I have made many Miyake patterns through the years. Some have been favorites (1476 coat I am still wearing after 25 years) and some have been worn once or never. I always love sewing these patterns as they are unique and often counterintuitive. Fun puzzles and I do love a puzzle. This dress has that Miyake quality although it is quite easy to construct. Nothing that puzzling. However, although it was fun to make, it may only be worn around the house in the hot days coming up. That is because it seems like a muumuu on me. Really full through the bust (no need for a FBA here) and of course wide at the sides. The wide sides don't bother me (see Vogue 1234 review) but the overall fullness through the bust does.
Have you noticed that Vogue's description have become minimalistic to the extreme? This one says "Pullover dress is very loose-fitting at the bust. No provision made for above waistline adjustment". No mention of color blocking, curved seams, bound edges. I used a Medium although my measurements are in the Large range. Obviously I could have cut the Small. Or maybe XS.
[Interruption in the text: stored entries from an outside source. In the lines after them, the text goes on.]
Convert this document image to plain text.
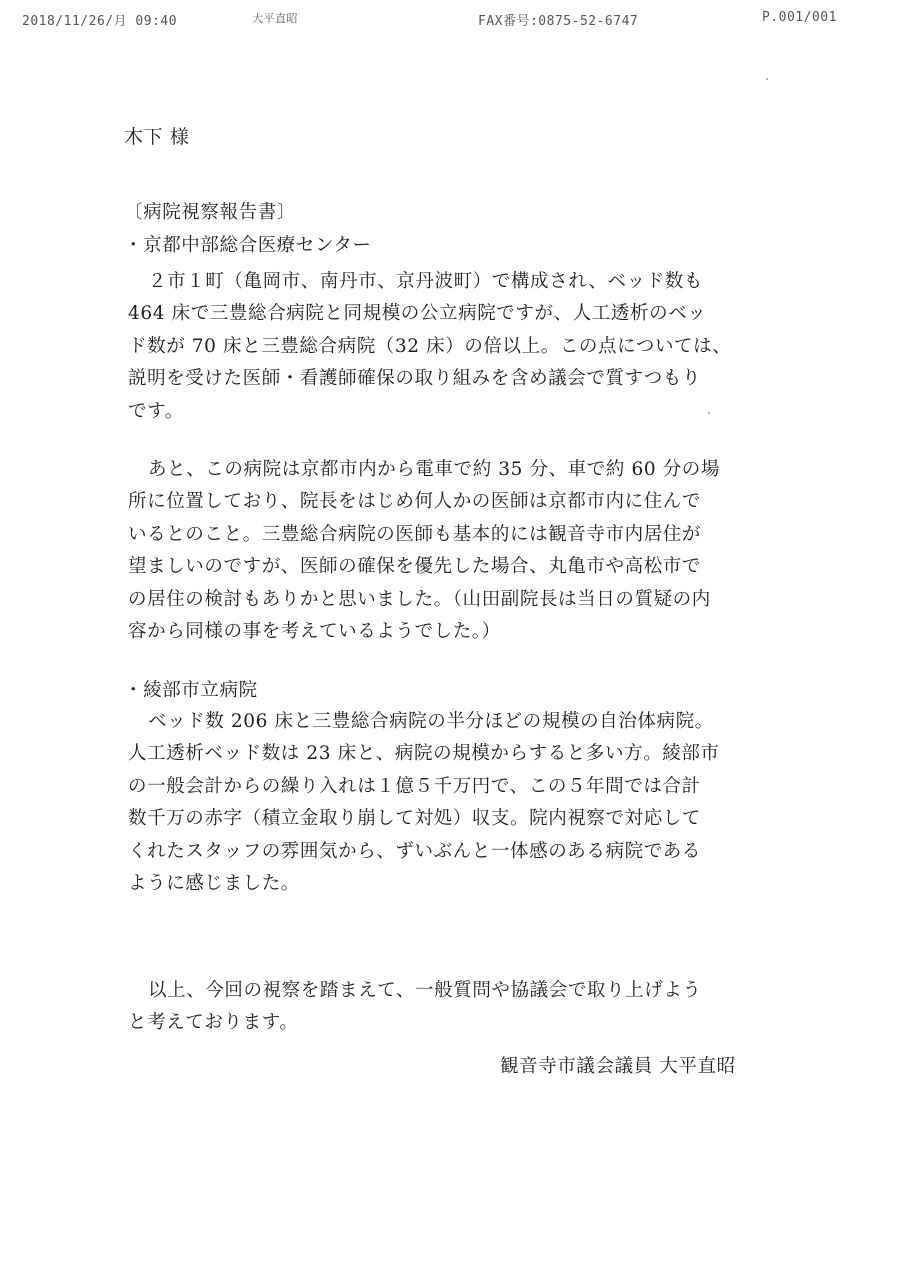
2018/11/26/月 09:40	大平直昭	FAX番号:0875-52-6747	P.001/001
木下 様
〔病院視察報告書〕
・京都中部総合医療センター
２市１町（亀岡市、南丹市、京丹波町）で構成され、ベッド数も
464 床で三豊総合病院と同規模の公立病院ですが、人工透析のベッ
ド数が 70 床と三豊総合病院（32 床）の倍以上。この点については、
説明を受けた医師・看護師確保の取り組みを含め議会で質すつもり
です。
あと、この病院は京都市内から電車で約 35 分、車で約 60 分の場
所に位置しており、院長をはじめ何人かの医師は京都市内に住んで
いるとのこと。三豊総合病院の医師も基本的には観音寺市内居住が
望ましいのですが、医師の確保を優先した場合、丸亀市や高松市で
の居住の検討もありかと思いました。（山田副院長は当日の質疑の内
容から同様の事を考えているようでした。）
・綾部市立病院
ベッド数 206 床と三豊総合病院の半分ほどの規模の自治体病院。
人工透析ベッド数は 23 床と、病院の規模からすると多い方。綾部市
の一般会計からの繰り入れは１億５千万円で、この５年間では合計
数千万の赤字（積立金取り崩して対処）収支。院内視察で対応して
くれたスタッフの雰囲気から、ずいぶんと一体感のある病院である
ように感じました。
以上、今回の視察を踏まえて、一般質問や協議会で取り上げよう
と考えております。
観音寺市議会議員 大平直昭
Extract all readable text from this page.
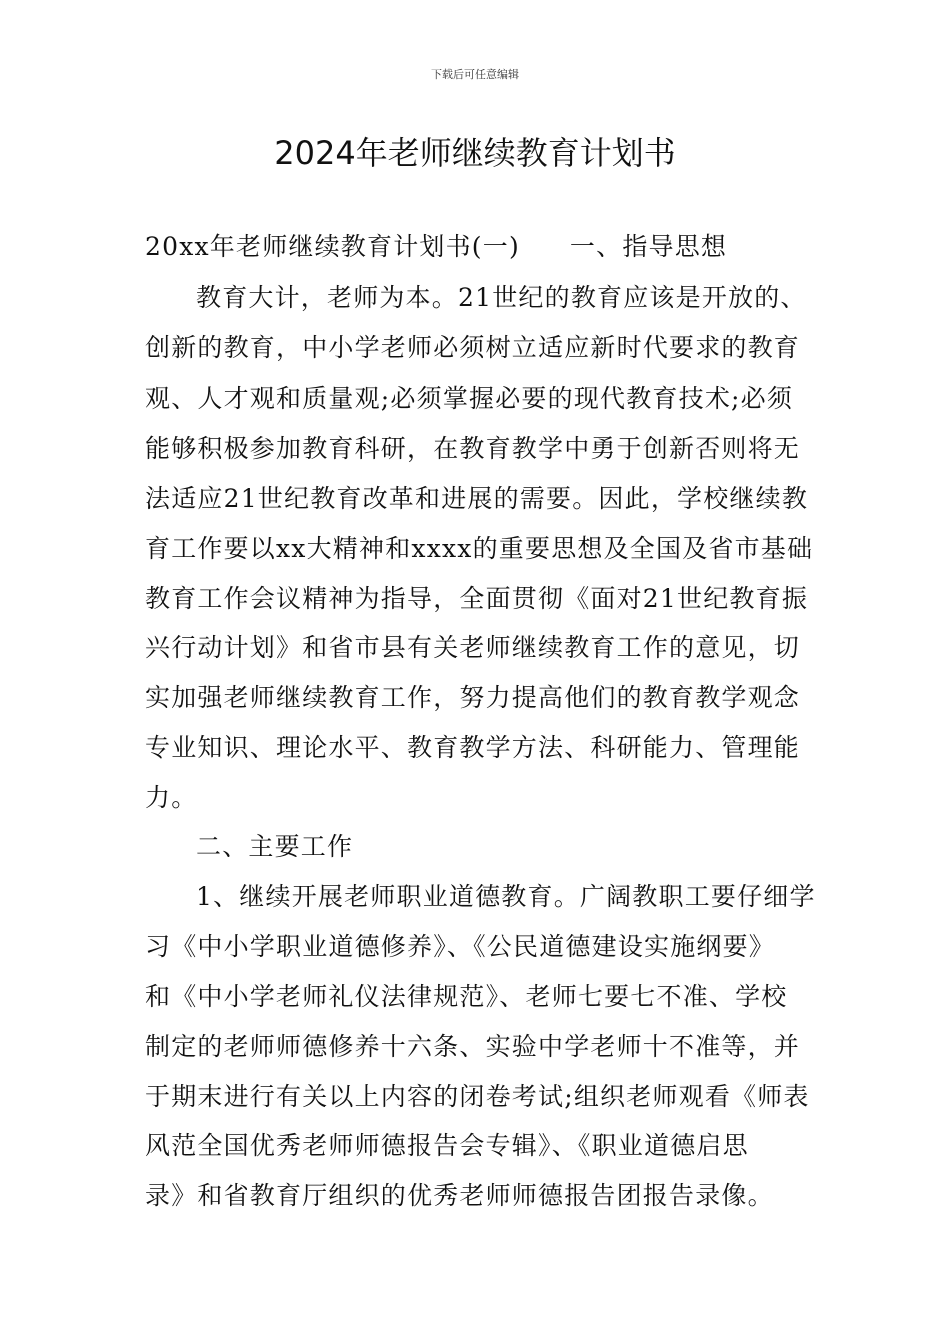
下载后可任意编辑
2024年老师继续教育计划书
20xx年老师继续教育计划书(一) 一、指导思想
教育大计，老师为本。21世纪的教育应该是开放的、
创新的教育，中小学老师必须树立适应新时代要求的教育
观、人才观和质量观;必须掌握必要的现代教育技术;必须
能够积极参加教育科研，在教育教学中勇于创新否则将无
法适应21世纪教育改革和进展的需要。因此，学校继续教
育工作要以xx大精神和xxxx的重要思想及全国及省市基础
教育工作会议精神为指导，全面贯彻《面对21世纪教育振
兴行动计划》和省市县有关老师继续教育工作的意见，切
实加强老师继续教育工作，努力提高他们的教育教学观念
专业知识、理论水平、教育教学方法、科研能力、管理能
力。
二、主要工作
1、继续开展老师职业道德教育。广阔教职工要仔细学
习《中小学职业道德修养》、《公民道德建设实施纲要》
和《中小学老师礼仪法律规范》、老师七要七不准、学校
制定的老师师德修养十六条、实验中学老师十不准等，并
于期末进行有关以上内容的闭卷考试;组织老师观看《师表
风范全国优秀老师师德报告会专辑》、《职业道德启思
录》和省教育厅组织的优秀老师师德报告团报告录像。
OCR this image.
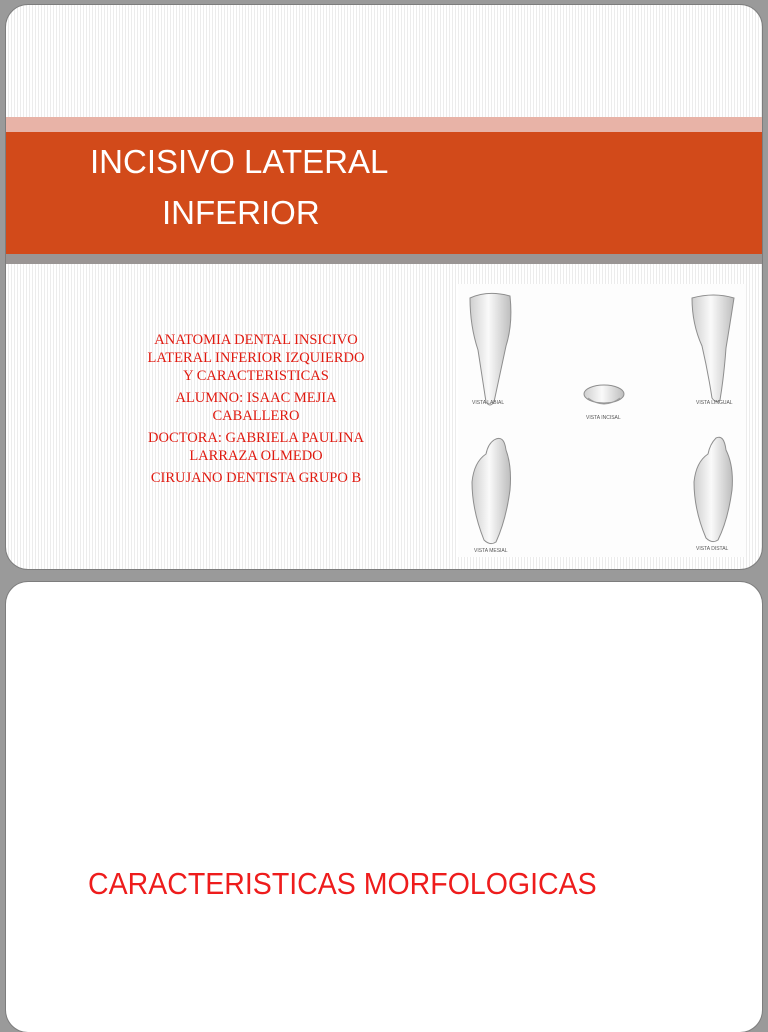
INCISIVO LATERAL
INFERIOR
ANATOMIA DENTAL INSICIVO
LATERAL INFERIOR IZQUIERDO
Y CARACTERISTICAS
ALUMNO: ISAAC MEJIA
CABALLERO
DOCTORA: GABRIELA PAULINA
LARRAZA OLMEDO
CIRUJANO DENTISTA GRUPO B
VISTA LABIAL
VISTA INCISAL
VISTA LINGUAL
VISTA MESIAL	VISTA DISTAL
CARACTERISTICAS MORFOLOGICAS
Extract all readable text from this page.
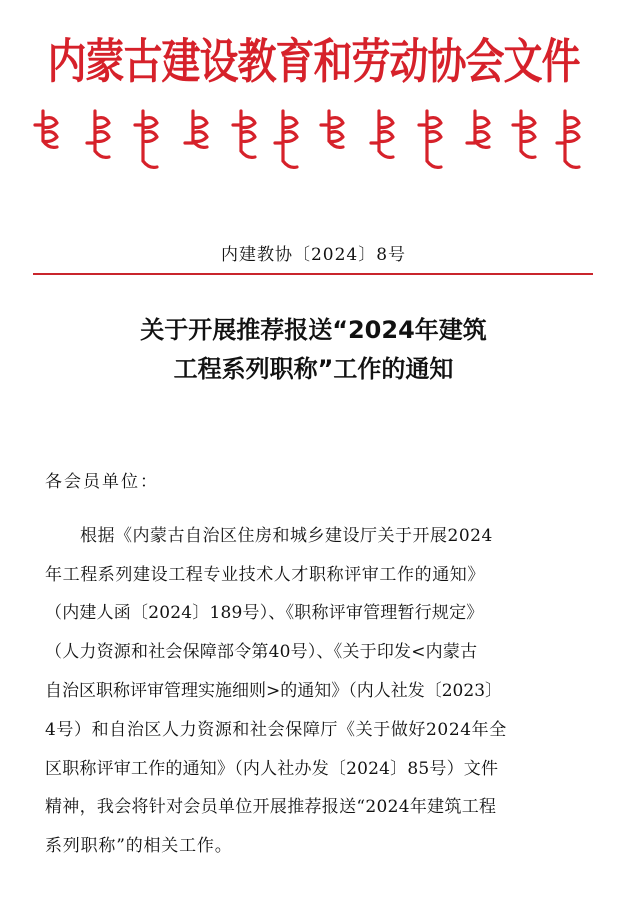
内蒙古建设教育和劳动协会文件
内建教协〔2024〕8号
关于开展推荐报送“2024年建筑
工程系列职称”工作的通知
各会员单位：
　　根据《内蒙古自治区住房和城乡建设厅关于开展2024
年工程系列建设工程专业技术人才职称评审工作的通知》
（内建人函〔2024〕189号）、《职称评审管理暂行规定》
（人力资源和社会保障部令第40号）、《关于印发<内蒙古
自治区职称评审管理实施细则>的通知》（内人社发〔2023〕
4号）和自治区人力资源和社会保障厅《关于做好2024年全
区职称评审工作的通知》（内人社办发〔2024〕85号）文件
精神，我会将针对会员单位开展推荐报送“2024年建筑工程
系列职称”的相关工作。
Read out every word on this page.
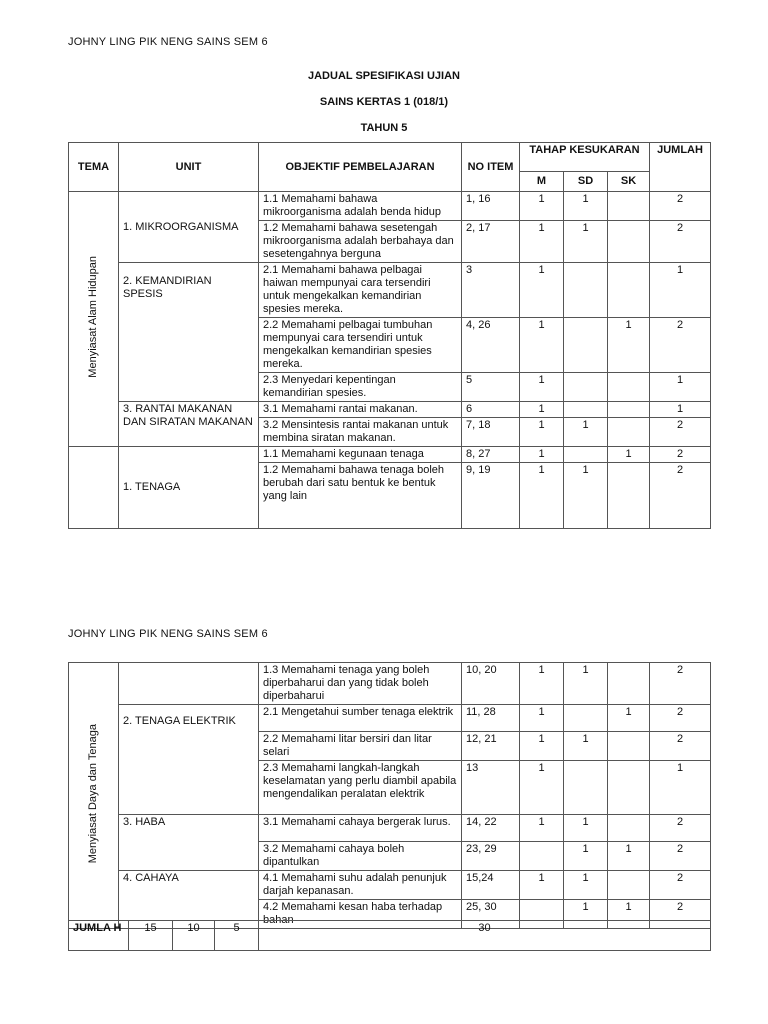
JOHNY LING PIK NENG SAINS SEM 6
JADUAL SPESIFIKASI UJIAN
SAINS KERTAS 1 (018/1)
TAHUN 5
TEMA	UNIT	OBJEKTIF PEMBELAJARAN	NO ITEM	TAHAP KESUKARAN			JUMLAH
				M	SD	SK	
Menyiasat Alam Hidupan	1. MIKROORGANISMA	1.1 Memahami bahawa mikroorganisma adalah benda hidup	1, 16	1	1		2
		1.2 Memahami bahawa sesetengah mikroorganisma adalah berbahaya dan sesetengahnya berguna	2, 17	1	1		2
	2. KEMANDIRIAN SPESIS	2.1 Memahami bahawa pelbagai haiwan mempunyai cara tersendiri untuk mengekalkan kemandirian spesies mereka.	3	1			1
		2.2 Memahami pelbagai tumbuhan mempunyai cara tersendiri untuk mengekalkan kemandirian spesies mereka.	4, 26	1		1	2
		2.3 Menyedari kepentingan kemandirian spesies.	5	1			1
	3. RANTAI MAKANAN DAN SIRATAN MAKANAN	3.1 Memahami rantai makanan.	6	1			1
		3.2 Mensintesis rantai makanan untuk membina siratan makanan.	7, 18	1	1		2
	1. TENAGA	1.1 Memahami kegunaan tenaga	8, 27	1		1	2
		1.2 Memahami bahawa tenaga boleh berubah dari satu bentuk ke bentuk yang lain	9, 19	1	1		2
JOHNY LING PIK NENG SAINS SEM 6
Menyiasat Daya dan Tenaga		1.3 Memahami tenaga yang boleh diperbaharui dan yang tidak boleh diperbaharui	10, 20	1	1		2
	2. TENAGA ELEKTRIK	2.1 Mengetahui sumber tenaga elektrik	11, 28	1		1	2
		2.2 Memahami litar bersiri dan litar selari	12, 21	1	1		2
		2.3 Memahami langkah-langkah keselamatan yang perlu diambil apabila mengendalikan peralatan elektrik	13	1			1
	3. HABA	3.1 Memahami cahaya bergerak lurus.	14, 22	1	1		2
		3.2 Memahami cahaya boleh dipantulkan	23, 29		1	1	2
	4. CAHAYA	4.1 Memahami suhu adalah penunjuk darjah kepanasan.	15,24	1	1		2
		4.2 Memahami kesan haba terhadap bahan	25, 30		1	1	2
JUMLA H	15	10	5	30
The envelope photo shows the shoulder pieces front and back cut out of the main fabric. The cutting layout also shows it this way. However the line drawing shows the shoulder pieces cut from the contrast. I did it with the contrast. Of course on the envelope photo you can barely see the difference between the fabrics anyway. I also turned the armhole binding toward the outside to have the contrast there also.
This is one of the easiest Miyake's I have sewn. I did not do the stay stitching called for in the instructions. I have found that often stay-stitching knits causing more stretching. Also I put it together on my serger which helped prevent the seams from stretching. It takes quite a while to sew all those long curves so eliminating the stay stitching (and second row of stitches inside) saved lots of time.
I love the curved, bound neckline. And I love the curved color blocking. Love the floaty coolness for hot weather. Dislike the excessive fullness. The back is pretty cute.
The black is rayon/lycra jersey with stretch in both directions. The black/white dots fabric is rayon/poly blend with no lengthwise stretch. I was concerned that the two different fabrics wouldn't work together but they did. In fact the contrast with less stretch helped keep the very stretchy black in check.
I shortened a few inches at the bottom. I would have like to shorten it further but then you loose the black at the bottom. To shorten further you could take deep seams on all the curved pieces.
I intended this as an experiment using remnants. It feels like a nightgown to me but perhaps that stems from my fabric choices. I don't think I will make this again but it was a fun project.